Elfman also borrows from Mr. Benny Goodman in the track- Crime Spree.
This is the highlight of the score. It's a fun swing cue with lots of
great clarinet, piano, brass, and percussion playing (I love the timpani
in this cue). It doesn't sound like anything that Elfman has ever written
and it made me wonder if there is any type of music that Elfman CAN'T
write!? But, I'm sorry to say, the fun stops there.

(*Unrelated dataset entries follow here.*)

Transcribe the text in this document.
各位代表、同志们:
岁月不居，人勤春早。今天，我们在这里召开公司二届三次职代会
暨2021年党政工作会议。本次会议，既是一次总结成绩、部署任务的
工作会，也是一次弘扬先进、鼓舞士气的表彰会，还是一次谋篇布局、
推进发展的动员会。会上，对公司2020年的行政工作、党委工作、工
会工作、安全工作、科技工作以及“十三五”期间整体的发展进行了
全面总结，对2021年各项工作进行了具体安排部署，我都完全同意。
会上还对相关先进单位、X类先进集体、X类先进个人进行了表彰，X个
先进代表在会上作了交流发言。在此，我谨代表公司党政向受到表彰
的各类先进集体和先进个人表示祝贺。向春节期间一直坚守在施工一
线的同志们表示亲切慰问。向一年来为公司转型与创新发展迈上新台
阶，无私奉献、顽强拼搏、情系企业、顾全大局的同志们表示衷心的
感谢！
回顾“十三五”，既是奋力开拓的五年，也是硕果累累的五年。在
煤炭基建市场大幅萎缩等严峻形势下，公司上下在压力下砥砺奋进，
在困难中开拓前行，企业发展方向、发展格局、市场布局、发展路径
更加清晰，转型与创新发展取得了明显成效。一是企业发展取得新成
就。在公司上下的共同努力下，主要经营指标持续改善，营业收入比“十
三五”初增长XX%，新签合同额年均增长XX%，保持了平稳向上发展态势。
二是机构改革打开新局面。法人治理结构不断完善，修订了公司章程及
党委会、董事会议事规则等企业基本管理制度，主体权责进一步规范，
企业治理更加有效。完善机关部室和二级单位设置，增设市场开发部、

While the score works well
with the movie, (Elfman really tries to breathe life into Beatty's stiff
portrayal of Tracy) it is not particularly interesting on its own. Elfman
does a good job of incorporating the main theme into many of the action
cues. The strict march feel of the theme is exciting when it appears,
but for the most part, and I really hate saying this about Danny Elfman's
music, the score is boring. All of the themes are nice and well-composed,
particularly Breathless' theme. Also, tracks 14 and 15 are slightly
less boring than the rest of the score, but it's difficult not to think
of Batman when you hear this music. Overall, this isn't a bad Elfman
score, (there are few, if any of those) it's just not anything special.
Rating: * *
Review
#2 by Ian Davis
Film swathed in primary colors with Batman-esque
gangster-villains and cool soft-speaking hero seeks composer with fresh
talent and recent international success in film music scoring. Cue Danny
Elfman and a score which for the most part manages to remind one of his
thunderous Batman score without actually being derivative in any fundamental
sense: Dick Tracy's music is brighter, more clear in texture (more obviously
homophonic). Elfman keeps the brass/snare drum military sound for overall
heroics, but relieves it for a string-dominated glossy Breathless Mahoney (love?) theme.
I confess this score has taken some time
for me to come to terms with. Its main weakness is that when incorporated
into the movie all one can hear (and see?) are the above-mentioned Batman-esque
influences. This does the music great discredit (and Elfman's reputation
at the time could well have benefited from tackling a very different movie
first-but that's Hollywood for you) because in my view Dick Tracy managed
to be a very distinctive score both in thematicism and over-all texture.
In terms of Elfman's growth as a film composer the technical film-to-music
side stands some way between Batman and its sequel. Not quite as block-cued
stylistically as the former, it comes nowhere near the intricately executed
leit motif experiment of the latter.
It is on CD where the music breathes most
life. It shows itself to be not as derivative as one might first suspect;
and for me it helped that my recording is on tape rather than CD-I was
able to listen to it as a much more continuous motion, rather than as
a collection of separated cues. This is against the rules for film music
in its traditional sense (the joining of disparate cues in a less fragmented
listening comes closer to the idea of a John Williams-type suite than
to that of the film genre) but it works for me, and it should work for
the growing audience for film music heard as a distinct semiautonomous
entity. The soundtrack is only a halfway house, linking partially bearable
sound-only (success varies GREATLY!) to the visuals, script, plot etc.
of film. The soundtrack's maturation from the next best thing to watching
the film (before the advent of video and countless Bank Holiday repeats)
to souvenir to a potentially explosive aural(/visual) and academic conundrum
is what makes it such a fresh medium to begin with. Try listening to all
post-Batman Elfman in this light and there will always be something new
to get your teeth round.
My starring agrees with Tim's but for different
reasons: it is a decent and individual score in its own way; its only
real pitfall is that Elfman has done so much more with film scores since,
and I must place my judgment in context of 1999 rather than 1989.